Total protein: ~ 64g
Protein per slice: ~ 8g

500g frozen spinach 
½ of the lentils cooked according to the Indian Style Red Lentils recipe
1 egg 


Preparation
  1. Spinach: Thaw the spinach either overnight in the fridge or in the microwave. Once the spinach is thawed, you need to squeeze out as much water as possible from it. I place the spinach in a large strainer, place a small plate on top of the spinach, then press on it to squeeze water out. Then I dry the spinach further by slowing heating it in a large frying pan on low heat.

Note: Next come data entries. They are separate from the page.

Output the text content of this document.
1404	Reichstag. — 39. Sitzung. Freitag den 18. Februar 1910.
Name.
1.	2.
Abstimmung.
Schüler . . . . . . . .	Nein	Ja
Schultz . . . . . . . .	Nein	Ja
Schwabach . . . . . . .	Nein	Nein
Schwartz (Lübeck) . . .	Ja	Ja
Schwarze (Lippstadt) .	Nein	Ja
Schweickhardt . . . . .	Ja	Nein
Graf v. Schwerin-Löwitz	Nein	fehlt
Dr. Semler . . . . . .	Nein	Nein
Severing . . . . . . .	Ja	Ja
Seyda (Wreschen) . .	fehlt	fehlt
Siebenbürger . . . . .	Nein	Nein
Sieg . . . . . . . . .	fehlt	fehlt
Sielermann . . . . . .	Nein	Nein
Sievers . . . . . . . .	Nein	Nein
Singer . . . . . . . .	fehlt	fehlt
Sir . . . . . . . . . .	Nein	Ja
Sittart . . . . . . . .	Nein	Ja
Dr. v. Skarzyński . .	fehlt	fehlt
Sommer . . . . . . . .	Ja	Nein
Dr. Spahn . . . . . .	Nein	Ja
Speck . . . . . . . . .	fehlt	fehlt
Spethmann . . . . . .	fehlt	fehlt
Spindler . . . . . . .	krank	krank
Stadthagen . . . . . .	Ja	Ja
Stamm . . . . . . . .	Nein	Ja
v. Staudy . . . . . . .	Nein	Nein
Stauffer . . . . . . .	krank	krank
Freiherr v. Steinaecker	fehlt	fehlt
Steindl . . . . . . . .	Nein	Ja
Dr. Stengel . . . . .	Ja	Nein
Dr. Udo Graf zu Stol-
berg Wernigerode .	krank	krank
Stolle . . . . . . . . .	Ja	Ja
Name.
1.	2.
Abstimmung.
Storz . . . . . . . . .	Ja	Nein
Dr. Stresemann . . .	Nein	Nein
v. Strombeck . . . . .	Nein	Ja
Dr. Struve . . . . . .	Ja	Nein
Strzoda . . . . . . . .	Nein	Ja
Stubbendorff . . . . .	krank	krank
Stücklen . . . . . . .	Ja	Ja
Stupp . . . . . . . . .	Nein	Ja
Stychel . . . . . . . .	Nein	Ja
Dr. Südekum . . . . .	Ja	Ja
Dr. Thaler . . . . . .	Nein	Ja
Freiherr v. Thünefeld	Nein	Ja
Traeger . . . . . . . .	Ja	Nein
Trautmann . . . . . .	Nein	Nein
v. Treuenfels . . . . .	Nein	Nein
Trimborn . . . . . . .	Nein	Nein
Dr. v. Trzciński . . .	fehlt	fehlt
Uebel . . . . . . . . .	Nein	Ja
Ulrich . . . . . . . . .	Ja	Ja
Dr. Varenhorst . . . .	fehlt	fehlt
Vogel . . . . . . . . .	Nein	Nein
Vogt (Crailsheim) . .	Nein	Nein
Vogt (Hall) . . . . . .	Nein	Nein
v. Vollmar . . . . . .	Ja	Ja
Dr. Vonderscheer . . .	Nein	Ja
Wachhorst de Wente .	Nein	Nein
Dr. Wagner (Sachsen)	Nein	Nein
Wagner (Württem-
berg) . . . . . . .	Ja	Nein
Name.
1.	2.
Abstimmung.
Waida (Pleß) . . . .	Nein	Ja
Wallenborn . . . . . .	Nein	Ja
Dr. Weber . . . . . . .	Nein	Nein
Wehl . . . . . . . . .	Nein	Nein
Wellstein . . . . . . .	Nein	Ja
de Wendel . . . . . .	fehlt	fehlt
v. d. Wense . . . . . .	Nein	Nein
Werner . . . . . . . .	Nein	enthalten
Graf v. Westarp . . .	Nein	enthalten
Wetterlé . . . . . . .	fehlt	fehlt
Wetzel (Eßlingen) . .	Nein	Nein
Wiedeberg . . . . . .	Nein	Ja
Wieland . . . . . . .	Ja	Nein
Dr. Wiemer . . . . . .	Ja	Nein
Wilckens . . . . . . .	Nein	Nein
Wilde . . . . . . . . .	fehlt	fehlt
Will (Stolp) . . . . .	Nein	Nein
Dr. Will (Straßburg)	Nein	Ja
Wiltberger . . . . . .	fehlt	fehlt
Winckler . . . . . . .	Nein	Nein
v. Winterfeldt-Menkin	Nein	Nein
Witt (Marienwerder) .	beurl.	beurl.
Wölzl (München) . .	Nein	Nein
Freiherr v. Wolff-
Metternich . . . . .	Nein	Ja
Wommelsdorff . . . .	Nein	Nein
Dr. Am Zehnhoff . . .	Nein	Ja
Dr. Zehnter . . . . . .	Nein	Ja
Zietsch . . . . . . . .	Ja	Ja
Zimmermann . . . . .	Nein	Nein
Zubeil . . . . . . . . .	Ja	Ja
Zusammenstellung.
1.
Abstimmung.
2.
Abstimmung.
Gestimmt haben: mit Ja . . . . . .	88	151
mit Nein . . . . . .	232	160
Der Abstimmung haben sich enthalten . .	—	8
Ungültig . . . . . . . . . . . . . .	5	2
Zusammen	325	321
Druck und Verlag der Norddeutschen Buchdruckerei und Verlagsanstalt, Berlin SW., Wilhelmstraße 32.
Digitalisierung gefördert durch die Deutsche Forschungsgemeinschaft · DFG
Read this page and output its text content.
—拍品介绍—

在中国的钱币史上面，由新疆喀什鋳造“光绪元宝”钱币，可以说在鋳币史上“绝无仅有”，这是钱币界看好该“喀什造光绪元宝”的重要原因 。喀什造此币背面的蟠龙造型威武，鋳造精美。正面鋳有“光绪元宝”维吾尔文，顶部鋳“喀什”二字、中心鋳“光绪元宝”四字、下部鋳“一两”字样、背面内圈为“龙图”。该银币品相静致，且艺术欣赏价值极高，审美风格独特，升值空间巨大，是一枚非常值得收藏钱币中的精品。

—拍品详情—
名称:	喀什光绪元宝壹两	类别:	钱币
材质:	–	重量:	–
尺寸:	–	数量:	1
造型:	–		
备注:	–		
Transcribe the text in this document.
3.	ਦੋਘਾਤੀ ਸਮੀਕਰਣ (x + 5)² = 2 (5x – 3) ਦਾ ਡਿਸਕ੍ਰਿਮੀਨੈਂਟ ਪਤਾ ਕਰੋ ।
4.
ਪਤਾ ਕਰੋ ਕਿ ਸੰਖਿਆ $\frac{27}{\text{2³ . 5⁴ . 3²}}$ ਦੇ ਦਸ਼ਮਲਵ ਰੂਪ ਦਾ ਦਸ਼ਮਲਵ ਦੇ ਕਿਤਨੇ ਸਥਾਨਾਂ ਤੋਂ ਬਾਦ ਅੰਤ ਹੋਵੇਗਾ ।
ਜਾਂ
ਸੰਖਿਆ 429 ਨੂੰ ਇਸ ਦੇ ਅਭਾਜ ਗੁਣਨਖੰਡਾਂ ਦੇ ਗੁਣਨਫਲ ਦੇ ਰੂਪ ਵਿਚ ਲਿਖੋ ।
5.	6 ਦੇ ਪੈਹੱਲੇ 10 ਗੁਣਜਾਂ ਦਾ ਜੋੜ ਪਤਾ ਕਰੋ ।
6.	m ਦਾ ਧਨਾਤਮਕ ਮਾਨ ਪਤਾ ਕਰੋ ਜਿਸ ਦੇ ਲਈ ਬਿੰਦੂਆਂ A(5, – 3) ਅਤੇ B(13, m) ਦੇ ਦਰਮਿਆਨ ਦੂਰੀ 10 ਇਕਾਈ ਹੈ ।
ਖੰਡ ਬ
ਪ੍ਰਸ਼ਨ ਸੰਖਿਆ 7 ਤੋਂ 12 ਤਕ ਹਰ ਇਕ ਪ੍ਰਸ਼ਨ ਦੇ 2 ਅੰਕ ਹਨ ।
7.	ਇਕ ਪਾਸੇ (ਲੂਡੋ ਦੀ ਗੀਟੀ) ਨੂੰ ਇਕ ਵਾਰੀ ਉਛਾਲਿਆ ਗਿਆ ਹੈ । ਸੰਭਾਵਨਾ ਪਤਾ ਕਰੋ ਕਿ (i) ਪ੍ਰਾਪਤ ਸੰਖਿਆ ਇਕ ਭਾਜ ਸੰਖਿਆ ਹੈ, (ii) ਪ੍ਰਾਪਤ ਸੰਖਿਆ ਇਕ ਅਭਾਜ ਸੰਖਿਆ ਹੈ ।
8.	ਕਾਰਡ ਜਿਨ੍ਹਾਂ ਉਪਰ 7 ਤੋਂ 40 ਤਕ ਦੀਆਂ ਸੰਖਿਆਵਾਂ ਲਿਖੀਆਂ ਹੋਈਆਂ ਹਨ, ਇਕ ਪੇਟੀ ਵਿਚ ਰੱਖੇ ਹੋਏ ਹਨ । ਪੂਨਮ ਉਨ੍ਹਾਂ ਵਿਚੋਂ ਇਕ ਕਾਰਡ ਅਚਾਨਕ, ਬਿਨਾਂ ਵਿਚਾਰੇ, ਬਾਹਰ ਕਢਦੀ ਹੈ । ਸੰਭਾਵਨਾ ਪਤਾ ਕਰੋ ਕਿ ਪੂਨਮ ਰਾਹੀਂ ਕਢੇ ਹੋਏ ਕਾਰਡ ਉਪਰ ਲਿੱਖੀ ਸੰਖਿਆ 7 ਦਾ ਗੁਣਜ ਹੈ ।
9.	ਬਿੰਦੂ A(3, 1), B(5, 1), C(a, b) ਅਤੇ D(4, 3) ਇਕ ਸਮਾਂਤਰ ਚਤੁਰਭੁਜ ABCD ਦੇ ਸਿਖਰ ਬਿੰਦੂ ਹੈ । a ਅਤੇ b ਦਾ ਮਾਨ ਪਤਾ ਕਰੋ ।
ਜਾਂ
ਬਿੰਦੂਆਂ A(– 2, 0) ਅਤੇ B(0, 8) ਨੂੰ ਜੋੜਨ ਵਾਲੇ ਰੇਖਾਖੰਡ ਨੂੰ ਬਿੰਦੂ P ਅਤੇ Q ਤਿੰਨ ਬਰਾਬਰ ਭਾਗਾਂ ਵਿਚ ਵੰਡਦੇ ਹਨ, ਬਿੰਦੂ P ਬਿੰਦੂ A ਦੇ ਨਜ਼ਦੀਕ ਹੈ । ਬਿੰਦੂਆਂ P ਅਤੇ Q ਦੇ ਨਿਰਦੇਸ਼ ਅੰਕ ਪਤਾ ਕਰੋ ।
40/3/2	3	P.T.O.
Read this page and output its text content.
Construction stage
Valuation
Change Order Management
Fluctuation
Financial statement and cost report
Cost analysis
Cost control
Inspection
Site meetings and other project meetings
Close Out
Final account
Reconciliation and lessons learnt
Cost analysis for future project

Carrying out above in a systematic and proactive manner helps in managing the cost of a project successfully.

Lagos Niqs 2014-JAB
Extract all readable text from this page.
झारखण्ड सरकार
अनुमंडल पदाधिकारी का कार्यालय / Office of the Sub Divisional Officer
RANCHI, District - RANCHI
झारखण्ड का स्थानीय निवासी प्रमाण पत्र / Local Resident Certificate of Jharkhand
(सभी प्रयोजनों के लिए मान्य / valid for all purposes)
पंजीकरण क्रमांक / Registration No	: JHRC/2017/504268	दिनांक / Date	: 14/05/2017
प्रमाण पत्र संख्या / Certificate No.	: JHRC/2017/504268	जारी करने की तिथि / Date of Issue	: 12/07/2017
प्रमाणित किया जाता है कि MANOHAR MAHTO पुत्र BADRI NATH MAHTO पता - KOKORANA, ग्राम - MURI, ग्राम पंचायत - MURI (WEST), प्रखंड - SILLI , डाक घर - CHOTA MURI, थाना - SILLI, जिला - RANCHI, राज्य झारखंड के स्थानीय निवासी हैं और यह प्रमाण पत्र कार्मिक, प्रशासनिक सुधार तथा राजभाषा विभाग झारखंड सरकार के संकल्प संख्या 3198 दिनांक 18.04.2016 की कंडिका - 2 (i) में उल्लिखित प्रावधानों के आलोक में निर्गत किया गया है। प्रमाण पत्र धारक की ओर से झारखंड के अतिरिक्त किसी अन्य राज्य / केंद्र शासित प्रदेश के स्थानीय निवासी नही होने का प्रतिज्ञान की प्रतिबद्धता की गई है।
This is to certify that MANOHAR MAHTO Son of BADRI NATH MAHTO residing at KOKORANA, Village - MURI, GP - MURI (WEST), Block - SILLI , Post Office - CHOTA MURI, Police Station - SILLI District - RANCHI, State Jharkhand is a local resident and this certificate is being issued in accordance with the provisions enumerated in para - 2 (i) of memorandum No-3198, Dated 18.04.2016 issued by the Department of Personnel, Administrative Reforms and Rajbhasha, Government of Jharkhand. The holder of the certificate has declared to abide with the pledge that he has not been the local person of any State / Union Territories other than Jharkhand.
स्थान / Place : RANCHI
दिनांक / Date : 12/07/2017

Allow the spinach to cool to room temperature. It is important to ensure the spinach is properly dried out to obtain firm slices when the spinach is baked with lentils.
  2. Lentils: Prepare the lentils using the Indian Style Red Lentils recipe.

Baking:
Preheat the oven to 200C. In a suitable bowl, add the spinach, lentils and an egg. Mix well. Line a baking tray and spread the lentil mixture evenly, about 0.5 cm thick. Bake for 20 minutes. Once cool, cut the lentil bake into 8 even rectangular pieces.